The deluxe reissue is due May 20 and in addition to the album's original 10 tracks will include previously unreleased studio tracks and working demo recordings. It also will come with a "making-of" documentary "Mystery Girl: Unraveled" on DVD exploring the creation of that album and the new cross-generational track "The Way of Love" featuring Roy's original vocals accompanied by harmonies and instrumental backing provided by Roy Jr., Alex and Wesley Orbison.
"Cutting a track with my brothers was more incredible than I can describe," Alex Orbison said in a statement. "I have been looking forward to this for my entire life."
His brother, Roy Jr., added that "More or less the reason Alex and Wesley and I are musicians was to play in Dad's band when we got older" and Wesley summed it up nicely, "I think we really got something special."
Coming at the pinnacle of a latter-day career resurgence fueled by his role in the rock supergroup Traveling Wilburys with Bob Dylan, George Harrison, Tom Petty and Jeff Lynne, "Mystery Girl" reached No. 5 on the Billboard 200 albums chart in 1989, shortly after the singer's death on Dec. 6, 1988, from a heart attack. The album eventually sold more than 1 million copies.
In fact, Harrison, Petty, Lynne, U2 singer Bono, Heartbreakers members Mike Campbell, Benmont Tench and Howie Epstein, producer T Bone Burnett, Al Kooper and guitarist Steve Cropper were on board during the recording of "Mystery Girl," which featured new songs by Orbison himself, Costello, Bono, Diane Warren, Wesley Orbison and others.
Beyond the attention focused on Orbison's soaring tenor voice by the Wilburys porject, he also had gotten his music and his face in front of audiences once again in the 1980s thanks to the prominent use of "In Dreams" in David Lynch's 1986 film, "Blue Velvet," and because of a 1988 Cinemax cable special "Roy Orbison and Friends: A Black and White Night."

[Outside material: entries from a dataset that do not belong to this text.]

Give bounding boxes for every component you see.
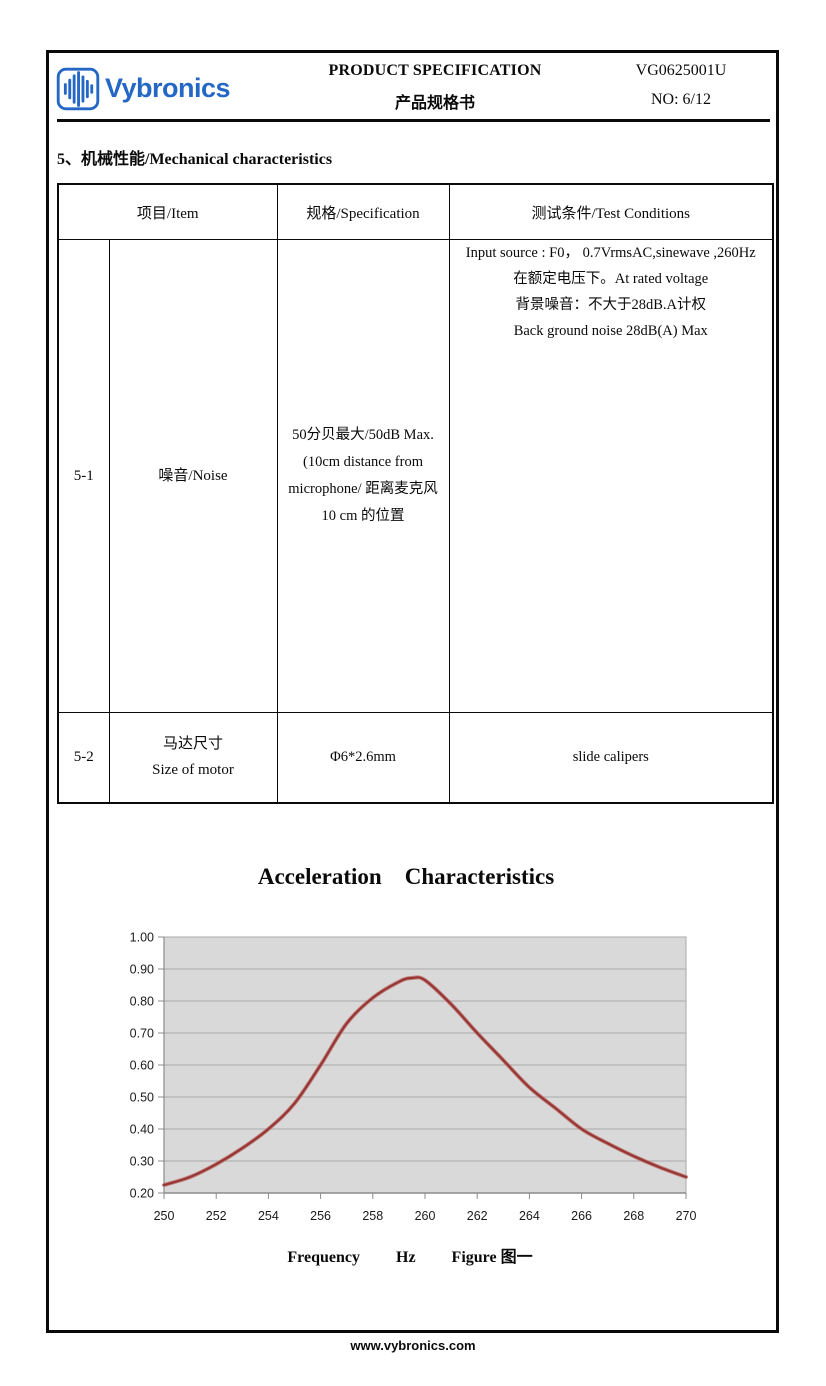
y-tick-label: 0.40	[130, 1123, 154, 1137]
x-tick-label: 270	[676, 1209, 697, 1223]
row-id: 5-1	[57, 239, 110, 713]
x-tick-label: 254	[258, 1209, 279, 1223]
x-tick-label: 268	[623, 1209, 644, 1223]
logo-wordmark: Vybronics	[105, 73, 231, 103]
footer-url: www.vybronics.com	[350, 1338, 476, 1353]
vybronics-logo: Vybronics	[56, 56, 278, 113]
y-tick-label: 1.00	[130, 931, 154, 945]
y-tick-label: 0.30	[130, 1155, 154, 1169]
row-spec: Φ6*2.6mm	[276, 712, 450, 803]
section-title: 5、机械性能/Mechanical characteristics	[57, 151, 333, 168]
column-header-item: 项目/Item	[57, 183, 278, 240]
x-axis-label-unit: Hz	[396, 1249, 416, 1266]
x-tick-label: 260	[415, 1209, 436, 1223]
doc-title-en: PRODUCT SPECIFICATION	[328, 62, 542, 79]
row-item: 噪音/Noise	[108, 239, 278, 713]
column-header-test: 测试条件/Test Conditions	[448, 183, 774, 240]
x-axis-label-frequency: Frequency	[287, 1249, 360, 1266]
doc-title-cn: 产品规格书	[394, 95, 475, 112]
table-row: 5-1 噪音/Noise 50分贝最大/50dB Max. (10cm dista…	[57, 239, 774, 713]
chart-title: Acceleration Characteristics	[257, 864, 555, 889]
figure-caption: Figure 图一	[451, 1249, 533, 1266]
row-test-conditions: Input source : F0， 0.7VrmsAC,sinewave ,2…	[448, 239, 774, 713]
column-header-spec: 规格/Specification	[276, 183, 450, 240]
mechanical-characteristics-table: 项目/Item 规格/Specification 测试条件/Test Condi…	[57, 183, 774, 804]
y-tick-label: 0.50	[130, 1091, 154, 1105]
row-spec: 50分贝最大/50dB Max. (10cm distance from micro…	[276, 239, 450, 713]
x-tick-label: 264	[519, 1209, 540, 1223]
row-id: 5-2	[57, 712, 110, 803]
y-tick-label: 0.70	[130, 1027, 154, 1041]
acceleration-curve	[162, 976, 688, 1187]
header-title-block: PRODUCT SPECIFICATION 产品规格书	[278, 56, 592, 113]
table-row: 5-2 马达尺寸 Size of motor Φ6*2.6mm slide cal…	[57, 712, 774, 803]
page-border	[46, 50, 779, 1333]
header-divider	[57, 119, 770, 122]
doc-number: VG0625001U	[635, 62, 727, 79]
page-number: NO: 6/12	[651, 91, 711, 108]
y-tick-label: 0.20	[130, 1187, 154, 1201]
row-test-conditions: slide calipers	[448, 712, 774, 803]
y-tick-label: 0.80	[130, 995, 154, 1009]
row-item: 马达尺寸 Size of motor	[108, 712, 278, 803]
vybronics-waveform-icon	[56, 67, 100, 110]
x-tick-label: 250	[154, 1209, 175, 1223]
chart-x-axis-label: Frequency Hz Figure 图一	[0, 1243, 820, 1267]
header: Vybronics PRODUCT SPECIFICATION 产品规格书 VG…	[56, 56, 770, 113]
x-tick-label: 256	[310, 1209, 331, 1223]
x-tick-label: 266	[571, 1209, 592, 1223]
y-tick-label: 0.90	[130, 963, 154, 977]
x-tick-label: 262	[467, 1209, 488, 1223]
table-header-row: 项目/Item 规格/Specification 测试条件/Test Condi…	[57, 183, 774, 240]
header-doc-info: VG0625001U NO: 6/12	[592, 56, 770, 113]
y-tick-label: 0.60	[130, 1059, 154, 1073]
x-tick-label: 258	[362, 1209, 383, 1223]
x-tick-label: 252	[206, 1209, 227, 1223]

For that event, filmed in Los Angeles, Orbison sang many of his signature hits accompanied by an all-star band that included Bruce Springsteen, Jackson Browne, Bonnie Raitt, Tom Waits, Elvis Costello, J.D. Souther, Jennifer Warnes, k.d. lang and the TCB Band that had backed Elvis Presley in his final years.
The album also will be released in an audio-only 15-track expanded edition. Last fall his 1989 hits compilation "In Dreams: The Greatest Hits," for which he re-recorded his 1950s and 1960s hits using modern technology to improve the sound, was reissued by Sony Legacy.
"He was a real innovator, truly a great singer," Bono said, also in a statement. "The real rebels to me always had manners. Elvis, you know, and Roy, Roy was a true gentleman. And that's a scary thing in a man, do you know what I mean? A man that's so sure in himself that he can be polite."
Guitarist Cropper, who played with Booker T. & the MG's and in the studio with hundreds of rock, R&B and soul musicians over more than half a century, said, "I've only met basically three, maybe 3 1/2, of what I call 'light bulbs' in my life.
"And what I mean by 'light bulbs' is they're the brightest one in the room, and when they walk in the door every head turns," he said. "Every head. Not just a few, not some people still talking in the corner. It's like everyone stops what they are doing. Elvis Presley, Otis Redding and Roy Orbison. And I saw that happen to Bill Clinton. So, there you go, and I've never seen that happen to anybody else, ever."